Sure, but this only logically follows if you believe the purpose of the war on drugs is to completely eradicate drug use. While that would be nice, no one seriously expects it. They only expect to discourage the vast majority of people from using them, to keep them out of the domain of accepted/acceptable public behaviors.
If you believe that the war on drugs has as its objective the complete eradication of drugs, then, of course it is doomed to failure. The thing is, if the war on drugs is supposed to limit their use, it is still a failure, as the US has a higher incidence of drug abuse than do nations that are not waging a "war on drugs."
It should be noted, though, that cigarettes also exist in vastly different social conditions than they did in 40 years ago, when it was (a) more socially acceptable to use them, and (b) not extremely expensive.
Assuming you're one of the dwindling numbers of people who can afford a prodigious smoking habit these days, you are likely to be treated as a social pariah if you smoke in public. I believe there was a scene in a Sopranos episode to that effect, where even the mild-mannered therapist went off her rocker in harrassing a smoker in a public restaurant.
In other words, the decrease in smoking has been accompanied by, if it is not a direct result of, reduced social acceptance of the behavior paired with legal sanctions of it.
The decrease in smoking is probably mostly because of the reduced social acceptance, along with the realization that smoking causes some pretty awful diseases, some of them fatal.
Emphasyma must be a particularly horrible way to die, don't you think?
Given what we know about nicotine today, the fact that so many are unable to quit smoking is a testament to its addictive properties.
Well, it's hardly a pandemic in the sense that drug use is not an infectious disease, but I imagine it's a consequence of the same things that breed other anti-social behaviors (poverty, coming from a broken home, mental illness, etc.).

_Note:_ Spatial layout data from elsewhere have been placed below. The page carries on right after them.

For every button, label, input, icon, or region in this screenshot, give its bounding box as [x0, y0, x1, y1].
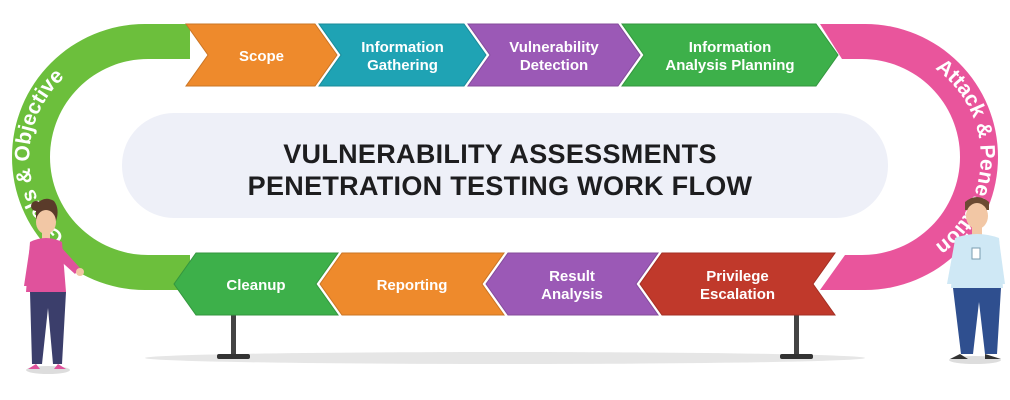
bottom-step-1-label-line-1: Privilege [706, 268, 769, 285]
bottom-step-3-label-line-1: Reporting [377, 277, 448, 294]
man-figure [947, 197, 1005, 364]
top-step-4-label-line-2: Analysis Planning [665, 57, 794, 74]
bottom-step-2-label-line-2: Analysis [541, 286, 603, 303]
bottom-step-1 [639, 252, 836, 316]
top-step-2-label-line-2: Gathering [367, 57, 438, 74]
top-step-2 [318, 23, 487, 87]
ground-shadow [145, 352, 865, 364]
top-step-3-label-line-1: Vulnerability [509, 39, 599, 56]
top-step-4-label-line-1: Information [689, 39, 772, 56]
diagram-title: VULNERABILITY ASSESSMENTS PENETRATION TE… [150, 138, 850, 202]
right-stand-post [794, 312, 799, 357]
left-stand-base [217, 354, 250, 359]
bottom-step-4 [173, 252, 339, 316]
bottom-step-4-label-line-1: Cleanup [226, 277, 285, 294]
bottom-step-2-label-line-1: Result [549, 268, 595, 285]
top-step-1 [185, 23, 338, 87]
top-step-3 [467, 23, 641, 87]
top-step-1-label-line-1: Scope [239, 48, 284, 65]
goals-objective-arc [12, 24, 190, 290]
bottom-step-3 [319, 252, 505, 316]
top-step-4 [621, 23, 839, 87]
title-line-1: VULNERABILITY ASSESSMENTS [283, 139, 717, 169]
left-stand-post [231, 312, 236, 357]
center-panel [122, 113, 888, 218]
bottom-step-1-label-line-2: Escalation [700, 286, 775, 303]
attack-penetration-arc [820, 24, 998, 290]
right-stand-base [780, 354, 813, 359]
top-step-2-label-line-1: Information [361, 39, 444, 56]
top-step-3-label-line-2: Detection [520, 57, 588, 74]
top-steps: ScopeInformationGatheringVulnerabilityDe… [185, 23, 839, 87]
title-line-2: PENETRATION TESTING WORK FLOW [247, 171, 753, 201]
woman-figure [24, 198, 84, 374]
bottom-step-2 [485, 252, 659, 316]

It is not an infectious disease in the usual sense, no. My use of the word "pandemic" really was to illustrate just how pervasive drug abuse is. I'm not so sure that poverty, broken homes, and mental illness is the whole answer, either, as addiction exists at all levels in our society. Drug addiction is not just a curse of the lower classes.
Add up cocaine in its various forms, heroin, methamphetamine, addictive prescription drugs, and you describe a large percentage of our population. Add alcoholism, and the percentage grows even larger. Add non addictive drugs like pot, and you have even more users, if not addicts. Add tobacco, and it is likely that around half of the adult population is using something.